Visualizing this kernel as we vary the sigma and length (l) parameters we get the graph below

We see that sigma controls the height and the length parameter (l) controls the width or spread of the curve

The Sliders can be used to visualize this change in the kernel

In [3]:
interactive_plot = interactive(se_contour, sigma = (1,3,0.01), length = (0.01,3,0.01))
output = interactive_plot.children[-1]
output.layout.height = '350px'
interactive_plot

interactive(children=(FloatSlider(value=2.0, description='sigma', max=3.0, min=1.0, step=0.01), FloatSlider(va…

#GP Prior 

The GP Prior is given by 

$ p(f) \sim \mathcal{N}(0,K) $

Where K is a square matrix with 
$ K_{ij} = \kappa(x_i, x_j)$.

Here $ \kappa(.) $ is a chosen kernel function.

Visualizing $ K $ as we vary length(l) we get the following map for the matrix.

In [4]:
interactive_plot = interactive(se_cov_plot,  length = (0.01,5,0.01))
output = interactive_plot.children[-1]
output.layout.height = '350px'
interactive_plot

interactive(children=(FloatSlider(value=2.5, description='length', max=5.0, min=0.01, step=0.01), Output(layou…

We see that for small values of length $ K $ is a square matrix and as we increase length $  K  $ becomes banded with non-zero entries outside of the diagonal of the matrix.

#Samples drawn from prior

The Block below draws samples from the prior for a given sigma and length value which can be adjusted with the slider.

In [5]:
%matplotlib inline
interactive_plot = interactive(se_f, sigma = (0.01,10,0.01), length = (0.01,5,0.01))
output = interactive_plot.children[-1]
output.layout.height = '350px'
interactive_plot

interactive(children=(FloatSlider(value=5.0, description='sigma', max=10.0, min=0.01, step=0.01), FloatSlider(…

We see that the sigma parameter controls the height or amplitude of the prior. A higher value of sigma leads to a prior with larger amplitude. The length parameter controls the the frequency or how noisy the prior is. Small value of length leads to a noisy prior and a higher value results in a smoother prior.
 

**Relation Between Prior Covariance Matrix and Prior:**

For small length parameter, the prior covariance matrix is a diagonal matrix implying that the individual points in the prior are independent leading to a noisy distribution with no correlation. For larger values of l we have less noisy prior which is due to covariance between different data points. This is because for higher values of length the Prior Matrix is no longer a diagonal matrix meaning that there is Correlation between data points of the prior making it so that the prior so no longer noisy.

# Posterior for Noisy Observations

Learning the original function from a noisy corrupted version is possible using Gaussian Processes. This can be done by taking a specific GP Likelihood.
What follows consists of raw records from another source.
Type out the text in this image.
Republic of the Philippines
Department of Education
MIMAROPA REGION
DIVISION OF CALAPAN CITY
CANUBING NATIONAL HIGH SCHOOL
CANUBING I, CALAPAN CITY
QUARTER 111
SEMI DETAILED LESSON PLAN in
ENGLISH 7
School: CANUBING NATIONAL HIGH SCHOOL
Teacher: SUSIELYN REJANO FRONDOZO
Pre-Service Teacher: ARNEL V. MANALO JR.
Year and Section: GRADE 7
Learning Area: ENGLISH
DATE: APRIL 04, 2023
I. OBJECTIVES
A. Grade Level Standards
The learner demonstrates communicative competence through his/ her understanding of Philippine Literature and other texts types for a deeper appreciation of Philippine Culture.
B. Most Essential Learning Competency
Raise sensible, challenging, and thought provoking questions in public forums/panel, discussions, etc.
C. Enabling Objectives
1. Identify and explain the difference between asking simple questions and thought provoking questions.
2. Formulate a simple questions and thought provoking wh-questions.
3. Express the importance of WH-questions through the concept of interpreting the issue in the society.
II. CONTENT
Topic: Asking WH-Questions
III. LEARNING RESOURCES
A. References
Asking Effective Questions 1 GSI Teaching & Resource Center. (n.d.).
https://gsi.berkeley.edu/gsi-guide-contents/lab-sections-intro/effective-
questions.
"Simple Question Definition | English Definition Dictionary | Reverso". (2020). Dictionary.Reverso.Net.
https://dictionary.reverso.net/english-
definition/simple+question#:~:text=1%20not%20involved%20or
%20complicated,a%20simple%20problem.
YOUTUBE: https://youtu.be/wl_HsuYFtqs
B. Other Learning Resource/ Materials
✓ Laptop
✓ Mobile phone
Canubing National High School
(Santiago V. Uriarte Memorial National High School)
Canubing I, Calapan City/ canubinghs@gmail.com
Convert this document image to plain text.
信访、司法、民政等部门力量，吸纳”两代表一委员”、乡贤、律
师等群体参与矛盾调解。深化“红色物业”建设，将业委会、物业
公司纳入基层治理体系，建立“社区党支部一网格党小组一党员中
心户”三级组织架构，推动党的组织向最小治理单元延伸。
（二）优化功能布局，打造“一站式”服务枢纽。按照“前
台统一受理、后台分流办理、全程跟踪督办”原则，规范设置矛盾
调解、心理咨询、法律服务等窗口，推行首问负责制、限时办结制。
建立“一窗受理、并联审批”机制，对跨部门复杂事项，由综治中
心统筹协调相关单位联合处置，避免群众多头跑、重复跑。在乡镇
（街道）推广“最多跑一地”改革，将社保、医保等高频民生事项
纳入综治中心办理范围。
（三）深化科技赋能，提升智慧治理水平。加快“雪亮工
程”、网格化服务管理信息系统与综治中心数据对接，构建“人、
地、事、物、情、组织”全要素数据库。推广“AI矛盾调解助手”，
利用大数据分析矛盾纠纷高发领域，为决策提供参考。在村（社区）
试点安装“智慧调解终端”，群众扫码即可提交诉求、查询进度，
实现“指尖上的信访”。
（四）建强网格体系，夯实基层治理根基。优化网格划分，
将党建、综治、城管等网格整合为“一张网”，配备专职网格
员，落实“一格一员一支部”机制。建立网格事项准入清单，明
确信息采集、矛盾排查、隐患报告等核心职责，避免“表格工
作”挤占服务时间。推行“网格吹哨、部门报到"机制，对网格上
Assuming that the data is given as $ (X, y) = \{ x_n, y_n \}_{n=1}^{N}$.

  A possible GP Likelihood is

$p(y_n, x_n) = \mathcal{N}(y|f(x_n), \sigma^2) $

The output of the model is assumed to have a variance of $ \sigma^2 $ which is equivalent to a noisy GP.

The Posterior of this model is $  p(f|y) = \mathcal{N}(f | \mu_p, \Sigma_p) $

Where $ \mu_p = (K^{-1}+\frac{N}{\sigma^2}I)^{-1}(\frac{N}{\sigma^2}{f}) $ and $ \Sigma_p = (K^{-1}+\frac{N}{\sigma^2}I)^{-1} $


In the next example a noisy version of the sine function is available and the goal is to obtain the denoised version using gaussian process. This is done by modelling the model using the noisy GP described previously.

**Plot of Posterior Mean:**

Below is a plot of the mean of the posterior of the noisy GP problem described above.

In [6]:
%matplotlib inline
interactive_plot = interactive(se_posterior_plot, sigma = (0.01,10,0.01), length = (0.01,5,0.01))
output = interactive_plot.children[-1]
output.layout.height = '350px'
interactive_plot

interactive(children=(FloatSlider(value=5.0, description='sigma', max=10.0, min=0.01, step=0.01), FloatSlider(…

The Posterior Mean is not very sensitive to sigma. However, for very small values os sigma it becomes very noisy.
Similar to what we saw with the prior the length parameter controls how noisy the posterior mean is small l leads to a very noisy posterior mean. Whereas, large values of l lead to a oversmoothened posterior mean which is not able to capture the function appropiately. This is similar to what we observed for the prior.

**Posterior Covariance Matrix**

Plotting the map of the posterior covariance matrix we get the below map

In [7]:
interactive_plot = interactive(se_post_cov_plot, sigma = (0.01,5,0.01),  length = (0.01,5,0.01))
output = interactive_plot.children[-1]
output.layout.height = '350px'
interactive_plot

interactive(children=(FloatSlider(value=2.5, description='sigma', max=5.0, min=0.01, step=0.01), FloatSlider(v…

Just as we saw the prior, for small values of the length parameter the Posterior Covariance Matrix is a diagonal matrix and for larger values of the length parameter the matrix is no longer diagonal.

# Estimating the function based on limited information

In this problem we use Gaussian Processes to estimate a function based on a few training data samples of the function that are given.

For this tutorial we choose the sine function and try to estimate it's value using the GP PPD which is given by 

$ p(f_{*}|f) = \mathcal{N}(k_{*}^TK^{-1}f, \kappa( x_{*} , x_{*}) - k_{*}^TK^{-1}k_{*}) $

Along with this the red area enclosed is $ \mu - 2*SD $ to $ \mu + 2*SD $ of the PPD

In [8]:
interactive_plot = interactive(se_ppd_plot, sigma = (0.01,10,0.01), length = (0.01,5,0.01))
output = interactive_plot.children[-1]
output.layout.height = '350px'
interactive_plot

interactive(children=(FloatSlider(value=5.0, description='sigma', max=10.0, min=0.01, step=0.01), FloatSlider(…

**Impact of $ \sigma $:**

The impact of $ \sigma $ is primarily on the variance of the predictions of the PPD and only affects the red zone. This implies that to get a good estimate of the confidence of the model the parameter $ \sigma  $ has to be tuned appropriately. Too high value of $ \sigma $ leads to zero standard deviation even when the model is wrong. However, a very high value leads to erroneously large deviation in prediction. 

**Impact of length:**

Small values of the length parameter lead to bad predictions that deviate heavily from the value the PPD should have even at known points. On the other hand for large values of length the ppd is oversmoothed as before and the model fails at both predicting the correct value but also results in the model giving low variance in it's predictions. This means that the model confidently predicts wrong values at these points.